Le Livre des tournois (Traicte de la Forme de Devis d'un Tournoi) or King René's Tournament Book is a treatise describing rules for tournaments by the French prince René d'Anjou. It is best known from what appears to be Rene's own illuminated copy from the 1460s, now in the Bibliothèque Nationale, Paris (MS Fr. 2695) with illustrations, or at least the drawings before colouring, attributed to Barthélemy d'Eyck.

The description given in the book is different from that of the pas d'armes held at Razilly and Saumur; conspicuously absent are the allegorical and chivalresque ornamentations that were in vogue at the time. René instead emphasizes he is reporting on ancient tournament customs of France, Germany and the Low Countries, combining them in a new suggestion on how to hold a tournament.
The tournament described is a melee fought by two sides. Individual jousts are only briefly mentioned.

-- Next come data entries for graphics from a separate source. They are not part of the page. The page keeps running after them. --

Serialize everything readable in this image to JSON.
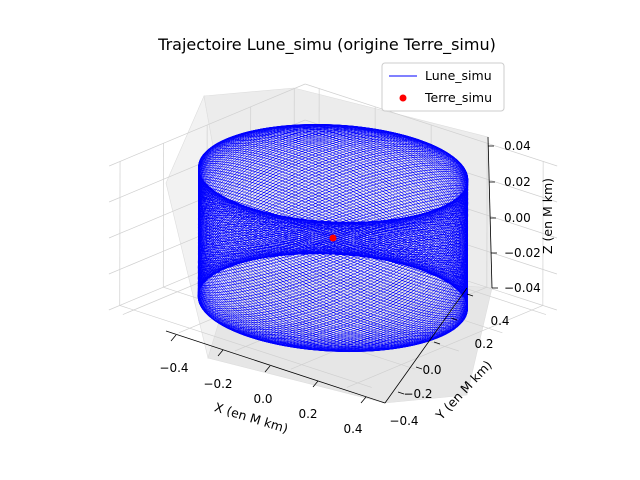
{
  "chart_data": {
    "type": "line",
    "projection": "3d",
    "title": "Trajectoire Lune_simu (origine Terre_simu)",
    "xlabel": "X (en M km)",
    "ylabel": "Y (en M km)",
    "zlabel": "Z (en M km)",
    "xlim": [
      -0.45,
      0.45
    ],
    "ylim": [
      -0.45,
      0.45
    ],
    "zlim": [
      -0.04,
      0.04
    ],
    "x_ticks": [
      "−0.4",
      "−0.2",
      "0.0",
      "0.2",
      "0.4"
    ],
    "y_ticks": [
      "−0.4",
      "−0.2",
      "0.0",
      "0.2",
      "0.4"
    ],
    "z_ticks": [
      "−0.04",
      "−0.02",
      "0.00",
      "0.02",
      "0.04"
    ],
    "grid": true,
    "legend_position": "top-right",
    "series": [
      {
        "name": "Lune_simu",
        "kind": "line",
        "color": "#0000ff",
        "orbit_radius": 0.38,
        "z_amplitude": 0.036,
        "inclination_precession": true
      },
      {
        "name": "Terre_simu",
        "kind": "scatter",
        "color": "#ff0000",
        "x": [
          0
        ],
        "y": [
          0
        ],
        "z": [
          0
        ]
      }
    ]
  }
}
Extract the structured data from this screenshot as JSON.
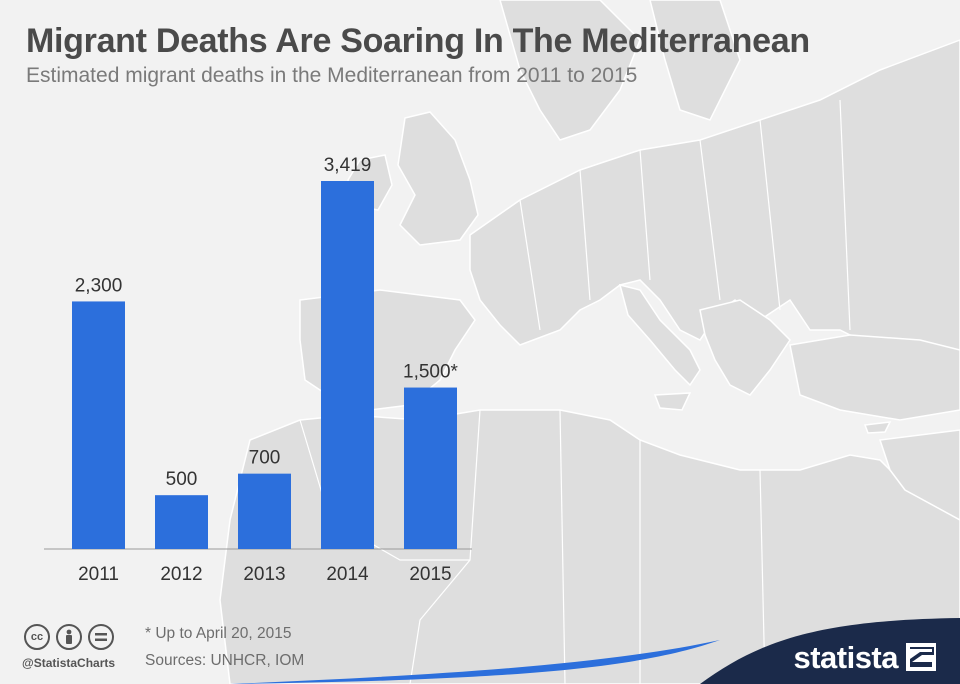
{
  "header": {
    "title": "Migrant Deaths Are Soaring In The Mediterranean",
    "subtitle": "Estimated migrant deaths in the Mediterranean from 2011 to 2015"
  },
  "chart_data": {
    "type": "bar",
    "title": "Migrant Deaths Are Soaring In The Mediterranean",
    "subtitle": "Estimated migrant deaths in the Mediterranean from 2011 to 2015",
    "categories": [
      "2011",
      "2012",
      "2013",
      "2014",
      "2015"
    ],
    "values": [
      2300,
      500,
      700,
      3419,
      1500
    ],
    "data_labels": [
      "2,300",
      "500",
      "700",
      "3,419",
      "1,500*"
    ],
    "ylim": [
      0,
      3419
    ],
    "grid": false,
    "bar_color": "#2c6fdc"
  },
  "footer": {
    "footnote": "* Up to April 20, 2015",
    "sources": "Sources: UNHCR, IOM",
    "handle": "@StatistaCharts",
    "brand": "statista",
    "license_icons": [
      "cc-icon",
      "by-icon",
      "equals-icon"
    ]
  },
  "colors": {
    "background": "#f2f2f2",
    "map_land": "#dedede",
    "map_border": "#ffffff",
    "brand_navy": "#1b2a4a",
    "brand_blue": "#2c6fdc"
  }
}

In the original BnF manuscript van Eyck did the line drawings, possibly intended as preparatory only, which were later coloured either by him or by another artist. There are twenty-six full and double page illustrations. The BNF also has three illuminated copies of the manuscript made shortly after the original, MS Fr. 2692 is dated to 1488/9, Fr. 2693 to 1480-1488, and Fr. 2696 to c. 1483, plus one early modern copy, Fr. 2694 (17th century).

Formerly, the MS Fr. 2695 manuscript was regarded as directly inspired by a series of tournaments held at the Anjou court at Nancy, Saumur and Tarascon between 1445 and 1450, but it is now considered somewhat younger, dating to the 1460s, not least because the text makes several critical allusions the Traité des anciens et nouveaux tournois written by Antoine de La Sale in 1459. Also, the emblem of the duke of Bourbon is represented as including two white dogs, which had fallen out of use in the 1420s and were only re-introduced by Jean II of Bourbon in 1457. Finally, the paper itself was dated to the 1450s.
According to Gautier (2009), the manuscript would have been redacted during 1462-69, when René was at Angers. It was most likely complete before 1471, as an inventory of Angers castle in 1471/2 mentions a cayez de papier en grant volume, ouquel est le commencement d'un tournoy, which has been identified with this manuscript.
The manuscript later came into possession of Marie of Luxembourg (d. 1546) and later again of Louis Nicolas Fouquet (d. 1705), then passing to Louis François de Bourbon-Conti and finally to Louis-César de La Baume Le Blanc de La Vallière who in 1766 sold it to the royal library of Louis XV (which became the BNF after 1789).